– En êtes-vous sûr ? N’avez-vous pas eu, plutôt, le mal de mer ?
– Non. Mais je connais la valeur de la vie humaine.
– Et quelle sorte de valeur lui donnez-vous ? Des mots ! des mots ! La preuve en est que, mis au pied du mur, vous êtes incapable de me répondre.
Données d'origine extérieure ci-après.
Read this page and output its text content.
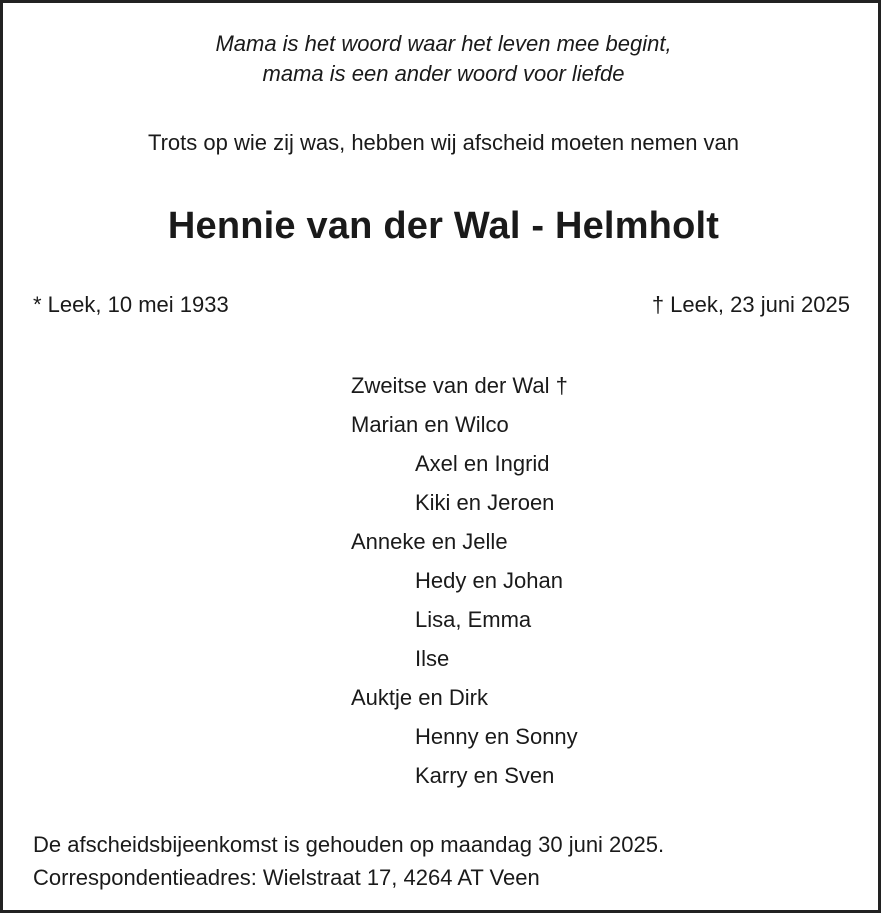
Mama is het woord waar het leven mee begint,
mama is een ander woord voor liefde
Trots op wie zij was, hebben wij afscheid moeten nemen van
Hennie van der Wal - Helmholt
* Leek, 10 mei 1933	† Leek, 23 juni 2025
Zweitse van der Wal †
Marian en Wilco
Axel en Ingrid
Kiki en Jeroen
Anneke en Jelle
Hedy en Johan
Lisa, Emma
Ilse
Auktje en Dirk
Henny en Sonny
Karry en Sven
De afscheidsbijeenkomst is gehouden op maandag 30 juni 2025.
Correspondentieadres: Wielstraat 17, 4264 AT Veen
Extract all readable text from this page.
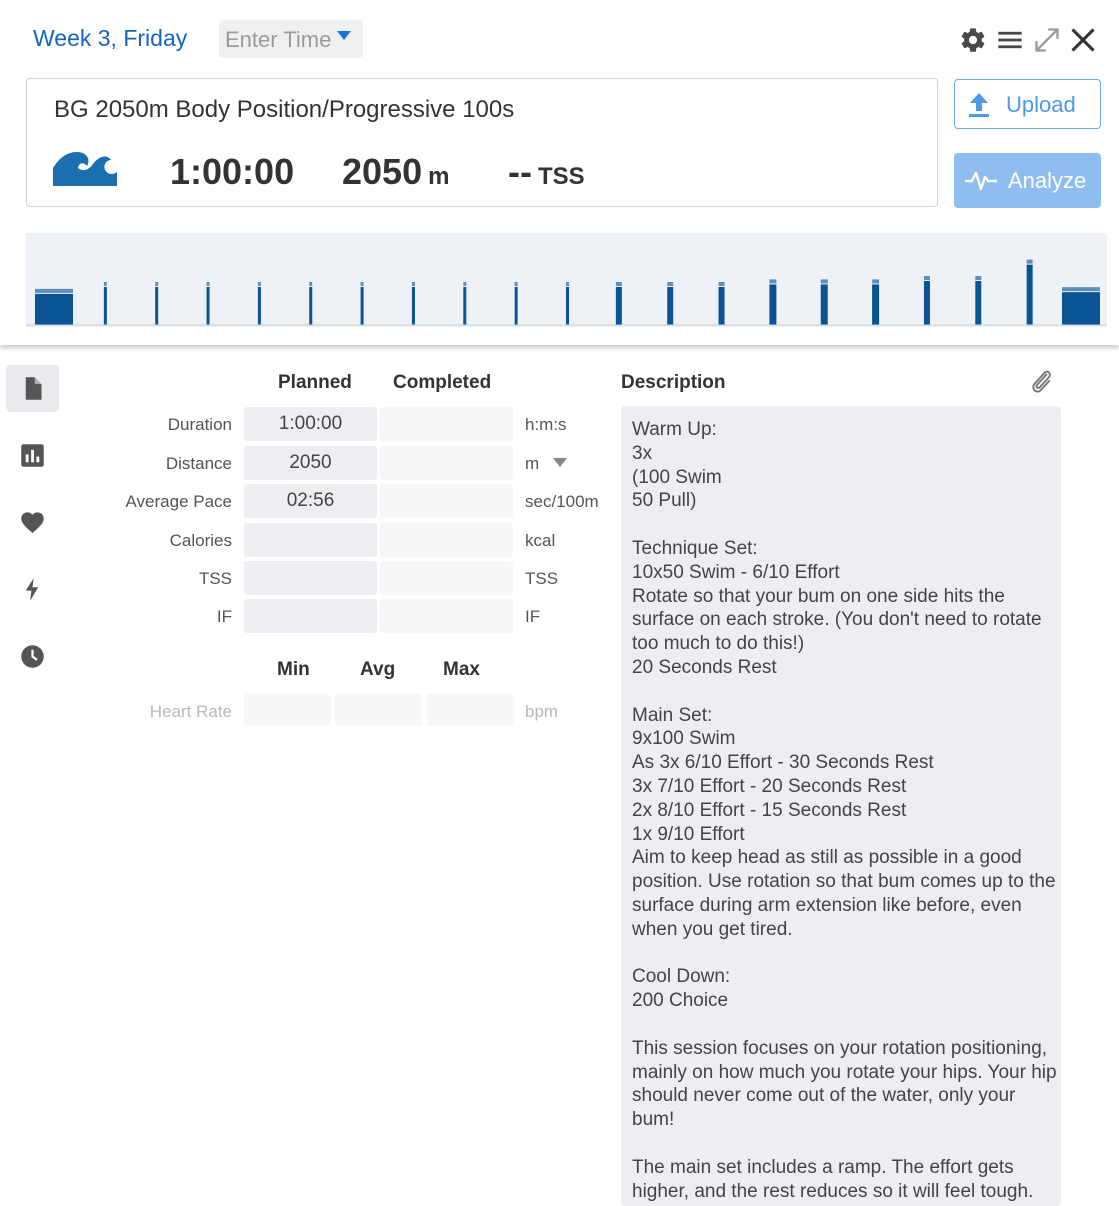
Week 3, Friday Enter Time
BG 2050m Body Position/Progressive 100s
1:00:00 2050 m -- TSS
Upload
Analyze
Planned Completed
Duration	1:00:00	h:m:s
Distance	2050	m
Average Pace	02:56	sec/100m
Calories	kcal
TSS	TSS
IF	IF
Min	Avg	Max
Heart Rate	bpm
Description
Warm Up:
3x
(100 Swim
50 Pull)

Technique Set:
10x50 Swim - 6/10 Effort
Rotate so that your bum on one side hits the surface on each stroke. (You don't need to rotate too much to do this!)
20 Seconds Rest

Main Set:
9x100 Swim
As 3x 6/10 Effort - 30 Seconds Rest
3x 7/10 Effort - 20 Seconds Rest
2x 8/10 Effort - 15 Seconds Rest
1x 9/10 Effort
Aim to keep head as still as possible in a good position. Use rotation so that bum comes up to the surface during arm extension like before, even when you get tired.

Cool Down:
200 Choice

This session focuses on your rotation positioning, mainly on how much you rotate your hips. Your hip should never come out of the water, only your bum!

The main set includes a ramp. The effort gets higher, and the rest reduces so it will feel tough.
« La vie, dans l’univers, est illimitée. La nature en est prodigue. Regardez les poissons et leurs millions d’œufs. Vous-même, si votre seule occupation était de procréer, combien d’existences seriez-vous capable d’engendrer ? Et, si tous les êtres que vous auriez procréés se multipliaient dans les mêmes proportions, au bout de quelques générations ils formeraient tout un peuple !
« La vie ? Elle n’a aucune valeur. Rien n’est meilleur marché ici-bas. Et, si elle ne se dévorait pas elle-même, jusqu’à ce que les plus forts subsistent seuls, il n’y aurait pas, sur notre globe, assez de terre et d’eau pour la contenir.
– Je vois que vous avez lu Darwin. Mais êtes-vous sûr de l’avoir bien compris ? Vous faites erreur lorsque vous en concluez que cette lutte pour l’existence autorise votre volonté de la supprimer.
– Il y a plus de matelots qu’il n’y a de places pour eux sur les bateaux. Il y a plus d’ouvriers que d’usines pour les employer, que de machines où les utiliser. Vous qui êtes un terrien, vous n’ignorez pas que les bas quartiers de vos villes regorgent de pauvres diables, sur lesquels, pour vous débarrasser, j’imagine, vous lâchez la peste et la famine. Mais il en reste encore trop qui ne trouvent même pas une croûte de pain, ni un morceau de viande. Connaissez-vous Londres ? Avez-vous vu les dockers lutter comme des fauves pour obtenir du travail ?
Loup Larsen se dirigea vers l’escalier, pour remonter sur le pont.
– Un mot encore, dit-il, pour terminer. La seule valeur qu’ait la vie est celle qu’elle s’attribue à elle-même. Et, naturellement, elle se surestime.
« Prenez l’exemple de cet homme qui était, aujourd’hui, en détresse entre ciel et terre. Il se cramponnait à sa vie, comme si c’était un objet étonnamment précieux, un trésor aussi rare que les diamants et les rubis. Précieux à qui ? À vous ? À moi ? Non. Précieux à lui-même. Il s’exagérait sa valeur. S’il s’était écrasé sur le pont et si sa cervelle s’y était répandue, comme le miel coule de l’alvéole, le monde ne s’en serait même pas aperçu. L’offre est trop grande.
« Lui seul se croyait quelque chose. Et, s’il était mort, la conscience de sa valeur serait morte avec lui. Qu’en serait-il resté ? Moins que rien. Qu’est-ce que vous avez à me répondre ?
Inutile de discuter avec un pareil cynique. Je me contentai donc de répondre :
– Je n’ai rien à vous dire, capitaine, sinon que vous êtes, jusqu’au bout, conséquent avec vous-même.
Et je me remis à ranger ma vaisselle.
1Les « risées » sont de petits coups de vents intermittents. Les « alizés » sont des vents réguliers, qui soufflent entre les tropiques, en direction de l’ouest.
2On donne aux cordages, sur un voilier, le nom global de « manœuvres ». Les « manœuvres dormantes » sont les cordages fixes qui assurent la solidité de la mâture ; tels sont les « étais » et les « haubans ». Les « manœuvres courantes » sont les multiples cordages (drisses, balancines, cargues, écoutes, armures) qui, jouant dans d’innombrables poulies, servent à mouvoir chaque élément du gréement d’un voilier.